Free speech is always in conflict with other rights. You don't get to say whatever you want on a forum someone provided and deemed to be child friendly for example. Or rant about atheism and corruption of the clergy on a bible studies forum. Or commit fraud. This sort of problem is why free speech is not considered a right in many countries and instead a luxury. You get to say what you like but have to suffer the consequences. But your right to free speech stops at my right to not hear you. And your right to pay your employees what you want stops at their right to fair pay. The conflicts and the grey areas need mediation and government regulation.
Within the liberal framework, most strongly embodied by the US, rights are fundamentally meant to be negative rights. In other words, they are better conceived of as limitations placed on the state. Freedom of speech means the state cannot dictate what you can or cannot say. The right to privacy means the state is limited in its capacity to rummage through your mail, enter your house, etc.

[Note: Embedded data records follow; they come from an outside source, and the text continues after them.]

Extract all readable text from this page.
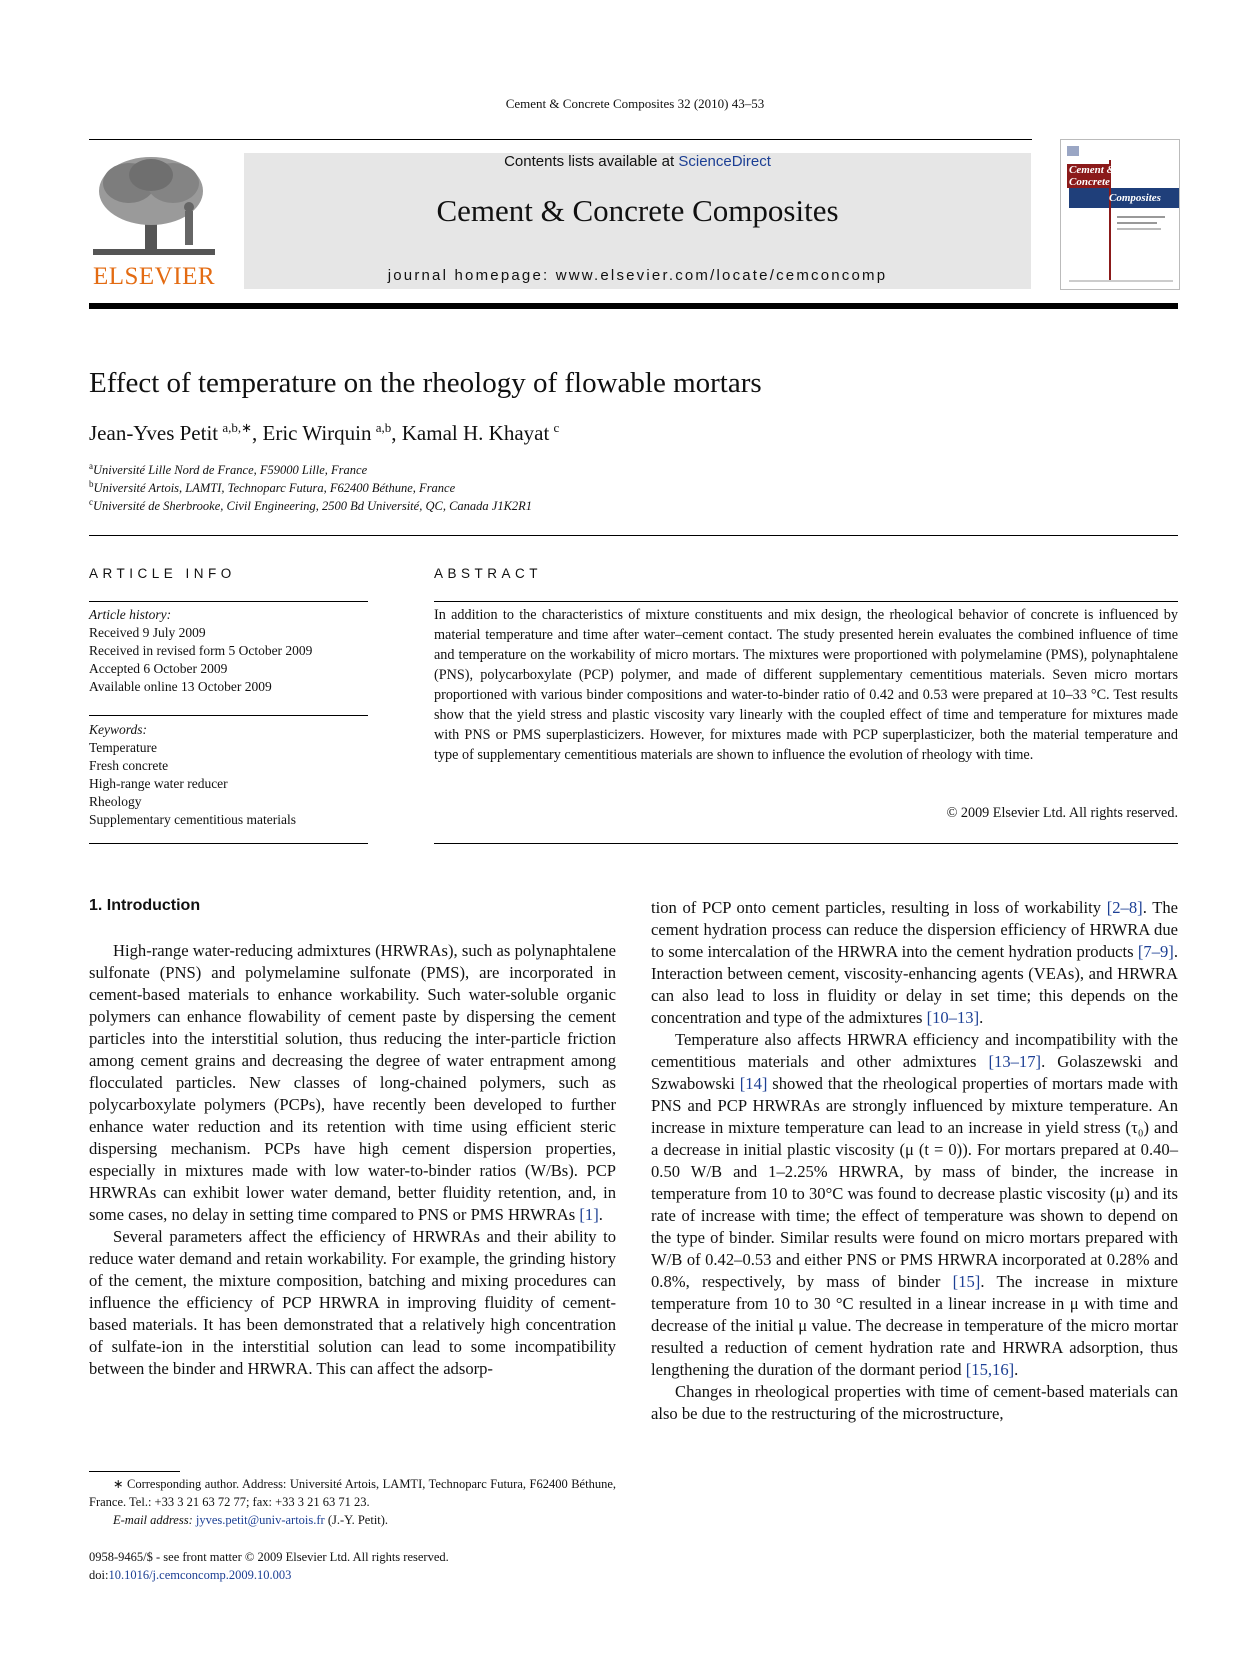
Cement & Concrete Composites 32 (2010) 43–53
ELSEVIER
Contents lists available at ScienceDirect
Cement & Concrete Composites
journal homepage: www.elsevier.com/locate/cemconcomp
Cement &
Concrete
Composites
Effect of temperature on the rheology of flowable mortars
Jean-Yves Petit  $^{a,b,∗}$, Eric Wirquin  $^{a,b}$, Kamal H. Khayat  $^c$
$^a$Université Lille Nord de France, F59000 Lille, France
$^b$Université Artois, LAMTI, Technoparc Futura, F62400 Béthune, France
$^c$Université de Sherbrooke, Civil Engineering, 2500 Bd Université, QC, Canada J1K2R1
ARTICLE INFO
Article history:
Received 9 July 2009
Received in revised form 5 October 2009
Accepted 6 October 2009
Available online 13 October 2009
Keywords:
Temperature
Fresh concrete
High-range water reducer
Rheology
Supplementary cementitious materials
ABSTRACT
In addition to the characteristics of mixture constituents and mix design, the rheological behavior of concrete is influenced by material temperature and time after water–cement contact. The study presented herein evaluates the combined influence of time and temperature on the workability of micro mortars. The mixtures were proportioned with polymelamine (PMS), polynaphtalene (PNS), polycarboxylate (PCP) polymer, and made of different supplementary cementitious materials. Seven micro mortars proportioned with various binder compositions and water-to-binder ratio of 0.42 and 0.53 were prepared at 10–33 °C. Test results show that the yield stress and plastic viscosity vary linearly with the coupled effect of time and temperature for mixtures made with PNS or PMS superplasticizers. However, for mixtures made with PCP superplasticizer, both the material temperature and type of supplementary cementitious materials are shown to influence the evolution of rheology with time.
© 2009 Elsevier Ltd. All rights reserved.
1. Introduction

High-range water-reducing admixtures (HRWRAs), such as polynaphtalene sulfonate (PNS) and polymelamine sulfonate (PMS), are incorporated in cement-based materials to enhance workability. Such water-soluble organic polymers can enhance flowability of cement paste by dispersing the cement particles into the interstitial solution, thus reducing the inter-particle friction among cement grains and decreasing the degree of water entrapment among flocculated particles. New classes of long-chained polymers, such as polycarboxylate polymers (PCPs), have recently been developed to further enhance water reduction and its retention with time using efficient steric dispersing mechanism. PCPs have high cement dispersion properties, especially in mixtures made with low water-to-binder ratios (W/Bs). PCP HRWRAs can exhibit lower water demand, better fluidity retention, and, in some cases, no delay in setting time compared to PNS or PMS HRWRAs [1].

Several parameters affect the efficiency of HRWRAs and their ability to reduce water demand and retain workability. For example, the grinding history of the cement, the mixture composition, batching and mixing procedures can influence the efficiency of PCP HRWRA in improving fluidity of cement-based materials. It has been demonstrated that a relatively high concentration of sulfate-ion in the interstitial solution can lead to some incompatibility between the binder and HRWRA. This can affect the adsorp-

tion of PCP onto cement particles, resulting in loss of workability [2–8]. The cement hydration process can reduce the dispersion efficiency of HRWRA due to some intercalation of the HRWRA into the cement hydration products [7–9]. Interaction between cement, viscosity-enhancing agents (VEAs), and HRWRA can also lead to loss in fluidity or delay in set time; this depends on the concentration and type of the admixtures [10–13].

Temperature also affects HRWRA efficiency and incompatibility with the cementitious materials and other admixtures [13–17]. Golaszewski and Szwabowski [14] showed that the rheological properties of mortars made with PNS and PCP HRWRAs are strongly influenced by mixture temperature. An increase in mixture temperature can lead to an increase in yield stress (τ₀) and a decrease in initial plastic viscosity (μ (t = 0)). For mortars prepared at 0.40–0.50 W/B and 1–2.25% HRWRA, by mass of binder, the increase in temperature from 10 to 30°C was found to decrease plastic viscosity (μ) and its rate of increase with time; the effect of temperature was shown to depend on the type of binder. Similar results were found on micro mortars prepared with W/B of 0.42–0.53 and either PNS or PMS HRWRA incorporated at 0.28% and 0.8%, respectively, by mass of binder [15]. The increase in mixture temperature from 10 to 30 °C resulted in a linear increase in μ with time and decrease of the initial μ value. The decrease in temperature of the micro mortar resulted a reduction of cement hydration rate and HRWRA adsorption, thus lengthening the duration of the dormant period [15,16].

Changes in rheological properties with time of cement-based materials can also be due to the restructuring of the microstructure,

∗ Corresponding author. Address: Université Artois, LAMTI, Technoparc Futura, F62400 Béthune, France. Tel.: +33 3 21 63 72 77; fax: +33 3 21 63 71 23.
E-mail address: jyves.petit@univ-artois.fr (J.-Y. Petit).
0958-9465/$ - see front matter © 2009 Elsevier Ltd. All rights reserved.
doi:10.1016/j.cemconcomp.2009.10.003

Europeans tend to view what Americans view as privileges as rights. Positive rights.
> Free speech is always in conflict with other rights. You don't get to say whatever you want on a forum someone provided and deemed to be child friendly for example. Or rant about atheism and corruption of the clergy on a bible studies forum.
That isn't what freedom of speech is as it's conceived in the liberal framework. In the US, there is no law preventing any of those platforms from regulating speech within their own domains. The right simply ensures that the state is itself incapable of regulating speech.

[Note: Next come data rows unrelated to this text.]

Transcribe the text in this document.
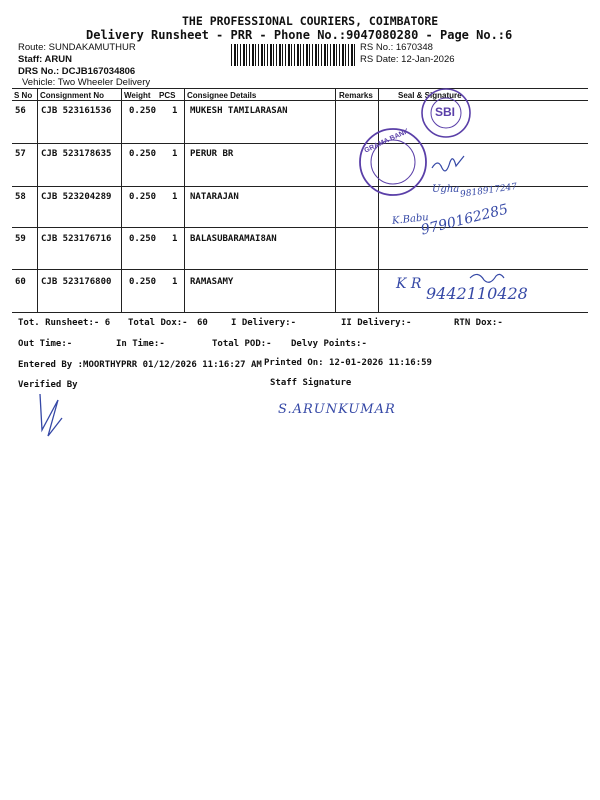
THE PROFESSIONAL COURIERS, COIMBATORE
Delivery Runsheet - PRR - Phone No.:9047080280 - Page No.:6
Route: SUNDAKAMUTHUR
Staff: ARUN
DRS No.: DCJB167034806
Vehicle: Two Wheeler Delivery
RS No.: 1670348
RS Date: 12-Jan-2026
S No Consignment No	Weight PCS Consignee Details	Remarks	Seal & Signature
56 CJB 523161536 0.250 1 MUKESH TAMILARASAN
57 CJB 523178635 0.250 1 PERUR BR
58 CJB 523204289 0.250 1 NATARAJAN
59 CJB 523176716 0.250 1 BALASUBARAMAI8AN
60 CJB 523176800 0.250 1 RAMASAMY
SBI
GRAMA BANK
Ugha 9818917247
K.Babu
9790162285
K R 9442110428
Tot. Runsheet:- 6 Total Dox:- 60	I Delivery:-	II Delivery:-	RTN Dox:-
Out Time:-	In Time:-	Total POD:- Delvy Points:-
Entered By :MOORTHYPRR 01/12/2026 11:16:27 AM Printed On: 12-01-2026 11:16:59
Verified By	Staff Signature
S.ARUNKUMAR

> Going to a nude spa necessitates giving up some right to privacy. You expect the minimum necessary to provide the service you want.
You could argue that no spa necessitates nudity whatsoever. It isn't simple to define the boundaries of what is minimally necessary in order to provide a service. Imagine that you're watching a streaming service which plays ads. If the streaming service collects some information related to your demographic, watching habits, etc, and is able to serve you targeted ads that pay 5x more than if they were anonymous/general ads, many consumers would happy accept that if it meant that they had to watch only half as many ads.

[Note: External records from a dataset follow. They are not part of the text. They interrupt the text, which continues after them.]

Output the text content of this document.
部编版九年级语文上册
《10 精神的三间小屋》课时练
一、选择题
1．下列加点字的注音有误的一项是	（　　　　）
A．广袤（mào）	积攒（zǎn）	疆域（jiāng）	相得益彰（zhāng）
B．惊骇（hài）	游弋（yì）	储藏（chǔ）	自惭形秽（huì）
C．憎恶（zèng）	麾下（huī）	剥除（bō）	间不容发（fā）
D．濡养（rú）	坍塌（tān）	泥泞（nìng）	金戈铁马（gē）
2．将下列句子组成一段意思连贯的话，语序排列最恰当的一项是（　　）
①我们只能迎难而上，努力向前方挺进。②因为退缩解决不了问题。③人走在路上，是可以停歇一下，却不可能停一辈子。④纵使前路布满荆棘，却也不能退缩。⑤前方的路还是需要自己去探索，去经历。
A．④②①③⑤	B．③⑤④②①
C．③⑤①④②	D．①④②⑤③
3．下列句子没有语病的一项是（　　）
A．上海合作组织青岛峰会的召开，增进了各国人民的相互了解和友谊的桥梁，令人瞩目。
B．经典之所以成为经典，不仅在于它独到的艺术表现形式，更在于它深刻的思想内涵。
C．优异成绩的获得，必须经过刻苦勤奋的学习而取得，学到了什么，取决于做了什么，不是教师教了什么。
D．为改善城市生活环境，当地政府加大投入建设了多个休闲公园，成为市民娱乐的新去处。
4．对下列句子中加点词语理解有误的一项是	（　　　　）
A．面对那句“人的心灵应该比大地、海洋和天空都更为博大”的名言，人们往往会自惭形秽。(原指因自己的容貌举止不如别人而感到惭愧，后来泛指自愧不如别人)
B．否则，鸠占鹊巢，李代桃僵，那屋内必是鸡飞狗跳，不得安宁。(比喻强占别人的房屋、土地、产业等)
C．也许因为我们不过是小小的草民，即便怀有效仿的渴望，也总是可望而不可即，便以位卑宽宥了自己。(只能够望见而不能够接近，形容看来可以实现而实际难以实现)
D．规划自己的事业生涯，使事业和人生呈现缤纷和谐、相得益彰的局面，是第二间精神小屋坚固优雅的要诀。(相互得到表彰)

You act as if there is just a relatively straightforward right to privacy, but what's really happening is that the state would be putting (somewhat arbitrary) limitations on the boundaries of what two parties are allowed to consent to (in this case, between the viewer and the streaming company).
American morality tends to favor limitations on the state rather than limitations on the way two consenting parties may engage with one another.
Commercial subscription services that don't violate your privacy are 100% fine, and incidentally, as xp84 noted, are way healthier because the user is at least a customer. (I dream of a day where companies spend $0 on advertising and instead all commercial websites and social media are run on small subscriptions or frictionless micropayments and the only person they need to keep happy is the customer.)
Of course "free" services have a massive advantage over paid ones. If Meta can profitably run Facebook just on generic ads without tracking, like a newspaper, that's allowed too. But if they can't, well, tough shit.
Sorta??? It's not like I volunteer my time to my job.
I have family my age and older who don't never use Facebook and barely interact with technology and they get by life just fine.
Social media addiction isn't a right, and just because you have a share to Facebook or Twitter integration doesn't mean you have to use either.
> If you want to use it and not give up rights, pay money.
Ahh, we are not asking you to sell. We are asking you to give them in exchange for services.
> Ahh, we are not asking you to sell. We are asking you to give them in exchange for services.
That's covered in the "or otherwise relinquish your rights" part. Privacy is a right, you can't sell or relinquish it, in exchange or donated, doesn't matter.